Respirando hondo salí hacia
el departamento de computación a recoger mis papeles; eran las diez y media de
la noche según el maldito reloj de pared que no tenía ninguna culpa de mi
rabia.
El frío cañón de una
escopeta que alguien metió entre mis costillas, me hizo dar una salto. Eran los
vigilantes, les expliqué lo más rápido posible que aunque no era empleado de
esa empresa estaba allí porque ellos habían comprado una computadora y yo debía
adaptar los programas hechos en Estados Unidos a las necesidades de ellos, que
había comenzado esa misma semana, que por eso no me conocían y que no me
siguieran apuntando que ya estaba suficientemente nervioso y que ahí estaban
mis documentos
Debe haber sido demasiado
larga y complicada mi explicación o quizás fueran extremadamente cortos de entendedera.

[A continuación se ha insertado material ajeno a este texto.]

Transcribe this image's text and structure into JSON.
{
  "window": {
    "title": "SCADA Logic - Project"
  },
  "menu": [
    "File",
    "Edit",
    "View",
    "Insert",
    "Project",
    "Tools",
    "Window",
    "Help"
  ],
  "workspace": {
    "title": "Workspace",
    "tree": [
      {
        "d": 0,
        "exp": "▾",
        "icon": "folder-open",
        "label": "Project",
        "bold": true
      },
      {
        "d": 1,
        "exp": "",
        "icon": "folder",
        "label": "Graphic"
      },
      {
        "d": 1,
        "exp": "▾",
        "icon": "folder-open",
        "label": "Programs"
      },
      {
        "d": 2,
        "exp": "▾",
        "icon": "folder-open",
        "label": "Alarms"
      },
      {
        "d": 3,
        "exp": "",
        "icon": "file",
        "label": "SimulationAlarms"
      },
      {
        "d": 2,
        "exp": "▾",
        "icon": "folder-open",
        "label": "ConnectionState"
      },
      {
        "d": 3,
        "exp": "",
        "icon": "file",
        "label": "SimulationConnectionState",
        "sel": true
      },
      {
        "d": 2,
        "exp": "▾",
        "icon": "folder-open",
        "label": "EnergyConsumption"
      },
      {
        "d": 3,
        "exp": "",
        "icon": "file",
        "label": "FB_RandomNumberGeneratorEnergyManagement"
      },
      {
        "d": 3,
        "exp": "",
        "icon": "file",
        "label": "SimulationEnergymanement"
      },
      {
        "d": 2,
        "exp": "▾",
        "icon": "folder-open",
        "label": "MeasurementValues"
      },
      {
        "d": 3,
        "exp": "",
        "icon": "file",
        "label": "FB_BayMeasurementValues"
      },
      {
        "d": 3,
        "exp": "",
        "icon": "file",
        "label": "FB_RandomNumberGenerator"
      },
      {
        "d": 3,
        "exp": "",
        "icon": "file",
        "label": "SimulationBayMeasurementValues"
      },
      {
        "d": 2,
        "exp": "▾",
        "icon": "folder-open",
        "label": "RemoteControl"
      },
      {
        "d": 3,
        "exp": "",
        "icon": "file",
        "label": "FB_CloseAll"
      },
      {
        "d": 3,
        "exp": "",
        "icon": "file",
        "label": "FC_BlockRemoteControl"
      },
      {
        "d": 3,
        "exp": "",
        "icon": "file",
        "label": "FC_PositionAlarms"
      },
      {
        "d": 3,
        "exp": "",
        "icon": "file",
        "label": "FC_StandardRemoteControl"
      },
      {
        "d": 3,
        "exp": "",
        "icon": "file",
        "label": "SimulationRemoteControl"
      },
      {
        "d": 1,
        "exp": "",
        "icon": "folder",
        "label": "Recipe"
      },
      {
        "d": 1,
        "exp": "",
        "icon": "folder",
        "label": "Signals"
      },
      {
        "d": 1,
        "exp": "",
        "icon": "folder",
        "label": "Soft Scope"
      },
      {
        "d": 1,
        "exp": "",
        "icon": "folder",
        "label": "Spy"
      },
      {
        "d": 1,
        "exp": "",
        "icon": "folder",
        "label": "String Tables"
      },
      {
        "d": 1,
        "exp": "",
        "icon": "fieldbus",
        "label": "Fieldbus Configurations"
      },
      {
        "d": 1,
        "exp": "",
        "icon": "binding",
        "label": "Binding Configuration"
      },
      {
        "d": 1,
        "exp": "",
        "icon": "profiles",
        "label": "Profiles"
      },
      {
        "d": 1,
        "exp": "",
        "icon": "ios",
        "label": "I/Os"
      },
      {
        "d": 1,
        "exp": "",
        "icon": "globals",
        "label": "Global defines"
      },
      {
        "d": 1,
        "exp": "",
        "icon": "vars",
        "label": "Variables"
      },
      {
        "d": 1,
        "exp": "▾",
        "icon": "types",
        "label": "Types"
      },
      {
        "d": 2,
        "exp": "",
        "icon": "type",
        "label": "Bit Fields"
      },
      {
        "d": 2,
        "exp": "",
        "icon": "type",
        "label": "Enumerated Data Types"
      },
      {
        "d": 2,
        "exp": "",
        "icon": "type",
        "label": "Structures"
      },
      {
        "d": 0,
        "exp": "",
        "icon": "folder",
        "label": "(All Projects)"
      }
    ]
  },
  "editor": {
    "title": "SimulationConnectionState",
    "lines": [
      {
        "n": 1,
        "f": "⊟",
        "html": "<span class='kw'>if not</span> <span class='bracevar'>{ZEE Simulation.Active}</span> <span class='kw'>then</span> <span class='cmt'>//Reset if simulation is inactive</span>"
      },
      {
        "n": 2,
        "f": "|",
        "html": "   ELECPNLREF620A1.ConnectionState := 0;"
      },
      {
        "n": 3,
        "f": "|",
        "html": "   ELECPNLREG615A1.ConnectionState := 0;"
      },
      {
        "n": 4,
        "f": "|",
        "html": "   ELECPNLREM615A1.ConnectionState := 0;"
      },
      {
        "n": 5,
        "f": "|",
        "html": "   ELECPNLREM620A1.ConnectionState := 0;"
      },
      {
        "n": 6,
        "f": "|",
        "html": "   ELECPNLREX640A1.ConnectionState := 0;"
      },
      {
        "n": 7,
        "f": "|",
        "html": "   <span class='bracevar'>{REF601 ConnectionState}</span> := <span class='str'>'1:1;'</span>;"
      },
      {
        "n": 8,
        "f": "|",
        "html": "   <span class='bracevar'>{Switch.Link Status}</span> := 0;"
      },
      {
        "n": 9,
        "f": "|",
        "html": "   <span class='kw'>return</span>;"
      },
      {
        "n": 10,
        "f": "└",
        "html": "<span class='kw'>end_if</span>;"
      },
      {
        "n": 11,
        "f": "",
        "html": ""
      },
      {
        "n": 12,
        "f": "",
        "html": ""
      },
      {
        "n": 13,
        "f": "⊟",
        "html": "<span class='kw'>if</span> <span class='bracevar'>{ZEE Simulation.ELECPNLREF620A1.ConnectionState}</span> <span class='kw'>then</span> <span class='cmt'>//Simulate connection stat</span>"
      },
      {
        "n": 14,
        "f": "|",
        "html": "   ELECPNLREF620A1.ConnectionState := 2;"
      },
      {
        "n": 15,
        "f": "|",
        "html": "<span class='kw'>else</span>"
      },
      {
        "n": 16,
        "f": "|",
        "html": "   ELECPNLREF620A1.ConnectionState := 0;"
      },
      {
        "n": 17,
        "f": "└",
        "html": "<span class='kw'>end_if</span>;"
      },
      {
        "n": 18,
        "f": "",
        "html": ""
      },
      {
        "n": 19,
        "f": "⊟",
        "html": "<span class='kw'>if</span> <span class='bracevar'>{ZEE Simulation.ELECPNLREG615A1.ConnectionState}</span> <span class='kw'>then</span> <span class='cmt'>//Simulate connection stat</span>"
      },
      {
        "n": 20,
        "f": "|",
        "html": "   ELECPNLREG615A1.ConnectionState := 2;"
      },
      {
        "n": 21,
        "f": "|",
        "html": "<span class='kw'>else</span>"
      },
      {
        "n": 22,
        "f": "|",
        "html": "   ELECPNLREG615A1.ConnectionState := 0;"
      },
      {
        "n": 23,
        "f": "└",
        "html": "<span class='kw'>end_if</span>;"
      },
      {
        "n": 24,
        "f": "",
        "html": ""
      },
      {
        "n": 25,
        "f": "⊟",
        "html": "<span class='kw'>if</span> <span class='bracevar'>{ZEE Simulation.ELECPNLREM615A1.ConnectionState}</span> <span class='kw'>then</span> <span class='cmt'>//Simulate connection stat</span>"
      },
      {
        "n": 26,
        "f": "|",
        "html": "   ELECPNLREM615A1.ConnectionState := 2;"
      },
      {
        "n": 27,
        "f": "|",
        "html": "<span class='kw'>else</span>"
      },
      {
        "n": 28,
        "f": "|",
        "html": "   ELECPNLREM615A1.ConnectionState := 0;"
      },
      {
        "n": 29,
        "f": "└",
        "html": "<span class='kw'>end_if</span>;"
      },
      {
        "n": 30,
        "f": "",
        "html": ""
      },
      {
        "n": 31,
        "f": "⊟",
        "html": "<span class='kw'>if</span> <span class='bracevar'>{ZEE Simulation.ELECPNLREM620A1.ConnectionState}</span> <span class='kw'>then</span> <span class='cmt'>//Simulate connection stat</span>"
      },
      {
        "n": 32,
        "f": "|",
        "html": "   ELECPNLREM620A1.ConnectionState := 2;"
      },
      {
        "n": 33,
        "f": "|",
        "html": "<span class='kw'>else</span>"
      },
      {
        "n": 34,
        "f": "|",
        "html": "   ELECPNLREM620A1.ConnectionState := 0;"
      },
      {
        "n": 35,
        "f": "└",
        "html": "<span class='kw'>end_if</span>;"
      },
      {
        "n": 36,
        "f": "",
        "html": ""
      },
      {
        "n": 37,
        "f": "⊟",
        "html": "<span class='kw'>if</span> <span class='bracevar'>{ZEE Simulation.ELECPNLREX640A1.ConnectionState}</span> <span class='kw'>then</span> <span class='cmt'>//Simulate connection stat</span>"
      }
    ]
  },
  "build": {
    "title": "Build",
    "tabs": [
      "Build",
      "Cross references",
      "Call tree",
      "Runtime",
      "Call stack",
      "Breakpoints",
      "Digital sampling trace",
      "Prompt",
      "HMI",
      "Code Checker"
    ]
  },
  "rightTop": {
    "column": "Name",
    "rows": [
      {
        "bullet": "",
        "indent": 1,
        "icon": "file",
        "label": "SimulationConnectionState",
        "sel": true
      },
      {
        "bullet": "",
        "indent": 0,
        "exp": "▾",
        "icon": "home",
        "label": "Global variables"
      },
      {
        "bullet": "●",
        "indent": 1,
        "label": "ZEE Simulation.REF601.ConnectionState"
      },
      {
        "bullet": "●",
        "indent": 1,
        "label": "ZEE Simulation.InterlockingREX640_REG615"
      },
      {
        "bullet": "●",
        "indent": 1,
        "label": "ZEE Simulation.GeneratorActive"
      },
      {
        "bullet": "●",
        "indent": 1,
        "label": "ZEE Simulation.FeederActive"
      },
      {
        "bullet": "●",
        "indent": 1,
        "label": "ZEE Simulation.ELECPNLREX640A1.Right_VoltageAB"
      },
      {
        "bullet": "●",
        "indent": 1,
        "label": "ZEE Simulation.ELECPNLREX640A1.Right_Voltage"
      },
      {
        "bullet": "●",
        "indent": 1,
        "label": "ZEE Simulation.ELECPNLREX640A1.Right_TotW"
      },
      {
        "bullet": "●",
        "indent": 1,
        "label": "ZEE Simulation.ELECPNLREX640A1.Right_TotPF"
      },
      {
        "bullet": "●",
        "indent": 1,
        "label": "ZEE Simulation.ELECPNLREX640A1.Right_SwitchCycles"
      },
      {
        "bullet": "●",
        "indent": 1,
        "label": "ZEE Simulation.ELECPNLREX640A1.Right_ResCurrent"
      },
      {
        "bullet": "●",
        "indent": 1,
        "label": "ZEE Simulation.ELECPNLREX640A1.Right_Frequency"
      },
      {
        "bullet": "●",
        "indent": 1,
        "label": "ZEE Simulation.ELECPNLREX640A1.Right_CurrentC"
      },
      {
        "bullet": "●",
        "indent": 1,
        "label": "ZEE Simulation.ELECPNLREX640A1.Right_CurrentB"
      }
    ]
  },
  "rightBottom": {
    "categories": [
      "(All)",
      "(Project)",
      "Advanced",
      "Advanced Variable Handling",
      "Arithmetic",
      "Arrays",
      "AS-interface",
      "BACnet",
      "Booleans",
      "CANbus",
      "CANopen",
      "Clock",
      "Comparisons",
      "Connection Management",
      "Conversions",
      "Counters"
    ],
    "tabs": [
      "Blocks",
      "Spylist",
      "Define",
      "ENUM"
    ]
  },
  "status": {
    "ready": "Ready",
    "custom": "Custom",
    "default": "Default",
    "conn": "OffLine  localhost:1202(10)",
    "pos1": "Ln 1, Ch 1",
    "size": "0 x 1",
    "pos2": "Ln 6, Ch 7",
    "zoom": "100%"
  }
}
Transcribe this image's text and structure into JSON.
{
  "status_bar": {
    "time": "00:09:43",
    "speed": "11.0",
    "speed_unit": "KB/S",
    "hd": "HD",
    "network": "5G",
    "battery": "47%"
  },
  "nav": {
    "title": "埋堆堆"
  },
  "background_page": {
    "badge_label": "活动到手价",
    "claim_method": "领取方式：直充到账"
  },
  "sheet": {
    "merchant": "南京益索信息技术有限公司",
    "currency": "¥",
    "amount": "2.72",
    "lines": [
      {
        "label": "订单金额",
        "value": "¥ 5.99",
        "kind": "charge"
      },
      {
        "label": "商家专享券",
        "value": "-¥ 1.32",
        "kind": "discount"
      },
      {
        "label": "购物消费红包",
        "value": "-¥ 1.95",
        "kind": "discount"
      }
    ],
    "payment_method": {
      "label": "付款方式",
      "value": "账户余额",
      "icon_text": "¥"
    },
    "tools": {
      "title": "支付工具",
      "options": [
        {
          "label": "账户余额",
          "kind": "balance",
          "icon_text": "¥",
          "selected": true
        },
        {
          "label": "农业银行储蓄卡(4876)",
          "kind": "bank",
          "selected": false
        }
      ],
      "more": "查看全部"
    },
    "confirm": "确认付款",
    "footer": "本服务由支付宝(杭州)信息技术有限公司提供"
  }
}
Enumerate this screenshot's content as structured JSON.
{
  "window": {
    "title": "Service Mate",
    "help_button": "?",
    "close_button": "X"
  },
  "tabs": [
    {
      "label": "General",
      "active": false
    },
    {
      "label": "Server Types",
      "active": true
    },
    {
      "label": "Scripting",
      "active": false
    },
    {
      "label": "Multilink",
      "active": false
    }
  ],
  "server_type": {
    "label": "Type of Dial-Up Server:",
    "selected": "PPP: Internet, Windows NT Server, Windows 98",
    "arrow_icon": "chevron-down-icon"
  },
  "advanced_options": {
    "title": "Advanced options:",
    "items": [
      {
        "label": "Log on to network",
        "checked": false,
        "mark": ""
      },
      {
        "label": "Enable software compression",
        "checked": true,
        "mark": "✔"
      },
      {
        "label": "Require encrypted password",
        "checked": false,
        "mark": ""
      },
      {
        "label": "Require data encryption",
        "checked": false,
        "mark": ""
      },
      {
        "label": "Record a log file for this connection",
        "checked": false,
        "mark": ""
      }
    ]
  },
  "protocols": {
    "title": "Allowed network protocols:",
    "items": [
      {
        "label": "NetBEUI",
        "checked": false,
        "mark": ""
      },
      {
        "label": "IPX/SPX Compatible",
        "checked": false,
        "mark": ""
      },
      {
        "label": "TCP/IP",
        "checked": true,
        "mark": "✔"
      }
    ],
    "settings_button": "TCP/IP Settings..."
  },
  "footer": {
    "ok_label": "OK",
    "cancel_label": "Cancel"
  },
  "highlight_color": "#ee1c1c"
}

Sólo les quedó claro que yo era extranjero, a pesar de que yo no lo había
dicho.
–Así que eres argentino –me
dijo el que se creía más vivo–. Me sorprendió tanto que no me reconocieran como
chileno que me dio risa, lo cual en esas circunstancias solo podía empeorar las
cosas. En efecto, procedieron a esposarme sin demasiada violencia porque yo no
me resistí, después de todo era sólo un mal entendido fácil de aclarar. Me
hicieron salir caminando entre ellos dos. Al bajar las escaleras el que se creía
más vivo debe haberse sentido ofendido por mi risa, porque con disimulo me hizo
una zancadilla solo por divertirse viendo como rodaba escaleras abajo con mis
manos esposadas a la espalda. En el último escalón mi cabeza se azotó de lleno,
ellos deben haber escuchado un golpe seco, yo sólo silencio y todo se volvió
negro...
Abrí los ojos, me dolía la
cabeza. Estaba en un cuartel de la policía. Sin duda, éste era mi "viernes
negro"*.
Juan, Caracas, mil
novecientos ochenta y tantos
* para los venezolanos de mi generación el
viernes negro es el día en que se paralizó la actividad bancaria en espera que
el tipo de cambio fijo de 4,30 bolívares por dólar pasara al sistema de cambio
regulado por el mercado y que fue el preludio de penurias sin fin.